Protein structure classification databases such as CATH and SCOP have enabled detailed analysis of structure-function relationships between evolutionarily related proteins. CATH and SCOP extract structural information from the PDB and classify domains into different classes, folds, and homologous superfamilies in a hierarchical manner based on their structural relationships and evolutionary origin. Studies based on these resources have shown that the structure-function relationship of proteins is very complex and fold similarity may not always be sufficient to conclude functional similarity . For example, some folds such as the Rossmann fold and TIM barrels can carry out a large number of different functions, and many different folds can be associated with the same function.

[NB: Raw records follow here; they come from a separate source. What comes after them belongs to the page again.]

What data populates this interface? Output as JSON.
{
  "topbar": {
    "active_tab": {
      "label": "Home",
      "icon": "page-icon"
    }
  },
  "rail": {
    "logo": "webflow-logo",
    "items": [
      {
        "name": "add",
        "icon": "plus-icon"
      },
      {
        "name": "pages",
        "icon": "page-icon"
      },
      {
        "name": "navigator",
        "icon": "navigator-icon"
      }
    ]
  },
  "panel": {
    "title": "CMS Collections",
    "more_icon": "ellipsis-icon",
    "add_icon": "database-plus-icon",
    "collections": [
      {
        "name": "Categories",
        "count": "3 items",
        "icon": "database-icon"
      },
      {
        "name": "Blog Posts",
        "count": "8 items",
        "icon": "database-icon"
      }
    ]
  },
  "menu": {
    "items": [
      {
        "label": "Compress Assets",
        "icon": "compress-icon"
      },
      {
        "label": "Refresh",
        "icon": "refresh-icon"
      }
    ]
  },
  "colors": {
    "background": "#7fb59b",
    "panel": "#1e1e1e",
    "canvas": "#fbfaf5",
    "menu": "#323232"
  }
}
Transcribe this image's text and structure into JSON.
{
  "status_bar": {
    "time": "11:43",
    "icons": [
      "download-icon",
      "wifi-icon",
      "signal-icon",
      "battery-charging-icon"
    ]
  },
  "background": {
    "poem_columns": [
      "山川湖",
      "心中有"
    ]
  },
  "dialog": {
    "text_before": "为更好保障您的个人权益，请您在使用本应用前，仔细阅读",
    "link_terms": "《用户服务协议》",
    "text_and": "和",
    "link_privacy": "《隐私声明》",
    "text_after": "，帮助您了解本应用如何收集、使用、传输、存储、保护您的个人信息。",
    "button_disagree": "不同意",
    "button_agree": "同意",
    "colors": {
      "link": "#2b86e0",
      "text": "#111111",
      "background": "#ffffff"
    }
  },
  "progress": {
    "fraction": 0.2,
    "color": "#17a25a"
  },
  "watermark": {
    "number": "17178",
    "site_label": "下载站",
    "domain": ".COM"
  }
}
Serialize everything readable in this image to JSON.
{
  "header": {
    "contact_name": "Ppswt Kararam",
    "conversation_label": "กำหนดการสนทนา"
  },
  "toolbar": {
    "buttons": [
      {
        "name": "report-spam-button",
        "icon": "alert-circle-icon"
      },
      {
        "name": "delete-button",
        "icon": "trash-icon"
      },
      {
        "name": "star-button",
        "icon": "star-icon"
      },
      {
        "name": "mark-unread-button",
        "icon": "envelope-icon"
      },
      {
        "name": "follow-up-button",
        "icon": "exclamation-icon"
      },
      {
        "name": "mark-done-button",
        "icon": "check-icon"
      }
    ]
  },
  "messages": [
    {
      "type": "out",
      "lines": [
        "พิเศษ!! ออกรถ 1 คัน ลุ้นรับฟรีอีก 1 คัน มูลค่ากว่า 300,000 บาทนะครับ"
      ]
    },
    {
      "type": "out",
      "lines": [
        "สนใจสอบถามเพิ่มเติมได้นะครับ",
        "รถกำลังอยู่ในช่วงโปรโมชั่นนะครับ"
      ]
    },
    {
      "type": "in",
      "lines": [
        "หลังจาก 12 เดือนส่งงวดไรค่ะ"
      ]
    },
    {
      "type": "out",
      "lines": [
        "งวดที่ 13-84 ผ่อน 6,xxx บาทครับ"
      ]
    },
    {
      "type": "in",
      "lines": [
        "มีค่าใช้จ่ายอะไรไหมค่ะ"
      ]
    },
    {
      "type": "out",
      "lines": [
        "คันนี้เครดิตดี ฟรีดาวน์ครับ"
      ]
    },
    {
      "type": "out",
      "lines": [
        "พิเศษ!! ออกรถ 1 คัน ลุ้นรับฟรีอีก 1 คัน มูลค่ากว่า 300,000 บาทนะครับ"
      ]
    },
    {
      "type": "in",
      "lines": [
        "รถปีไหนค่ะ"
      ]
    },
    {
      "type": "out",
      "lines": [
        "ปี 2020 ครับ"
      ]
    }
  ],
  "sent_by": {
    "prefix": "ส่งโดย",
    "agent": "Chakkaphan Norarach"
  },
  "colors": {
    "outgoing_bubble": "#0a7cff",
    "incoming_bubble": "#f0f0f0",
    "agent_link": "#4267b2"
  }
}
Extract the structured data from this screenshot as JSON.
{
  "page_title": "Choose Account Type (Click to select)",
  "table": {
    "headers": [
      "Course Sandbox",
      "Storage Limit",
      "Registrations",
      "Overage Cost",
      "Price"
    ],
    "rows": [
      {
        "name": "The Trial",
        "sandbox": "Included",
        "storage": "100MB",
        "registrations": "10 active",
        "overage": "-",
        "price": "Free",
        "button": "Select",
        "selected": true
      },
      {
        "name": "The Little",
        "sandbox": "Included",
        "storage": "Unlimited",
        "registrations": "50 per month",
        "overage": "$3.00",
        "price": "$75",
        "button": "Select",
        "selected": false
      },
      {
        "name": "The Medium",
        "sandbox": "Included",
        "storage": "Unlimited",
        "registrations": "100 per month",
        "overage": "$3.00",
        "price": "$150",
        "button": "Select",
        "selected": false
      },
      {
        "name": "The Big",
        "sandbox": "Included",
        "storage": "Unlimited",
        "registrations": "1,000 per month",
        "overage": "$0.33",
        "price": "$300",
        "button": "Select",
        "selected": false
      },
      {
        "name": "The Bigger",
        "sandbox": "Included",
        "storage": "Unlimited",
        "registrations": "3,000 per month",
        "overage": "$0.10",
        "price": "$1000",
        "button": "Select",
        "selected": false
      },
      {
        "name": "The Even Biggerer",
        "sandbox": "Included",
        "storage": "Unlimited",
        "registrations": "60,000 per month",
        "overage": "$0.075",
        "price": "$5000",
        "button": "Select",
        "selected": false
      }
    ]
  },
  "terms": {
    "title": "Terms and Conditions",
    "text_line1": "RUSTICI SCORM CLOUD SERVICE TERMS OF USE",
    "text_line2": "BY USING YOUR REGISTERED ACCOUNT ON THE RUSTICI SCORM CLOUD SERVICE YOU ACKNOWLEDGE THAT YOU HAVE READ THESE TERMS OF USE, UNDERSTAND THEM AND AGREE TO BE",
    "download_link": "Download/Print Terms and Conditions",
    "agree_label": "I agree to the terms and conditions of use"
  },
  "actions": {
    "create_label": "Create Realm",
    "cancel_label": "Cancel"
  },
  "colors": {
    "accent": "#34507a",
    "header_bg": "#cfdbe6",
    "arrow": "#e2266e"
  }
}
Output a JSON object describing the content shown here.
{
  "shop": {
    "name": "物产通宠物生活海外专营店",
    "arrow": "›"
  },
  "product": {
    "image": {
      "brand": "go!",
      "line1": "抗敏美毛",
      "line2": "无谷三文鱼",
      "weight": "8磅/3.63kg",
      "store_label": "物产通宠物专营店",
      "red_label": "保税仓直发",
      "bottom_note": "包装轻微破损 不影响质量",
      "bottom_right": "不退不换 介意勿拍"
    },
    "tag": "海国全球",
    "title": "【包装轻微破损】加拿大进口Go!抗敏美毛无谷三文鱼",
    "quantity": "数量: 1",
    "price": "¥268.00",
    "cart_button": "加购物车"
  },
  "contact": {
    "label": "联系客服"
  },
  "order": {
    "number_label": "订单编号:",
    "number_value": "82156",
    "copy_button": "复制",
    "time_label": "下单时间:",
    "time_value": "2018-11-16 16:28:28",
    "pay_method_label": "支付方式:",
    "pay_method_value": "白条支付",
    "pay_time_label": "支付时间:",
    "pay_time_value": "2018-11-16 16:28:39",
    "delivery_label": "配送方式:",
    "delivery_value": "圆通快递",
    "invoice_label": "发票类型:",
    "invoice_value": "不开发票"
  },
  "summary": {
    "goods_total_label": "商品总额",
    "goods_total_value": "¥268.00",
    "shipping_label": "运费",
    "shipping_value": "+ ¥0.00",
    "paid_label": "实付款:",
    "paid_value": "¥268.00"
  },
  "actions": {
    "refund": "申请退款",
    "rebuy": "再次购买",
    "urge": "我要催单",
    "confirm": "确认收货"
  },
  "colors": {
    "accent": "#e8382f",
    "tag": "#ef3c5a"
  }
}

At the time of writing, the CATH database comprises around 1400 protein folds and approximately 3000 homologous domain superfamilies. These have been found to comprise at least 70% of protein domain sequences , which suggests that a relatively limited number of folds carry out the huge diversity of functions observed in protein function space [17-19]. For the majority of the domain superfamilies in CATH (>90%), domains have highly similar structures and functions. However, these conserved superfamilies tend to be small and highly specific to certain species or subkingdoms of life. Most of the remaining superfamilies can incorporate large amounts of structural and functional diversity and are highly populated, accounting for >50% of all known domains. Structural and functional diversity between domains in enzyme superfamilies can be attributed to the use of different sets of residues in their active site, the addition of secondary structure embellishments to the core domain structure, or domain recruitment .
A recent study on the diversity of functional sites in CATH superfamilies by  showed that, for most superfamilies, the spatial locations of functional sites are limited. By contrast, members of the most diverse superfamilies show a considerable amount of functional plasticity, as their relatives can exploit different sites for interacting with their protein partners or for binding small-ligands.
By subclassifying these diverse superfamilies into functional families , it is possible to group relatives sharing a common functional site and similar functional properties. Structural similarity with a protein in a CATH functional family can therefore be used to infer functional properties more accurately. Functional family classification also provides a means to understand the mechanisms of its functional divergence during evolution.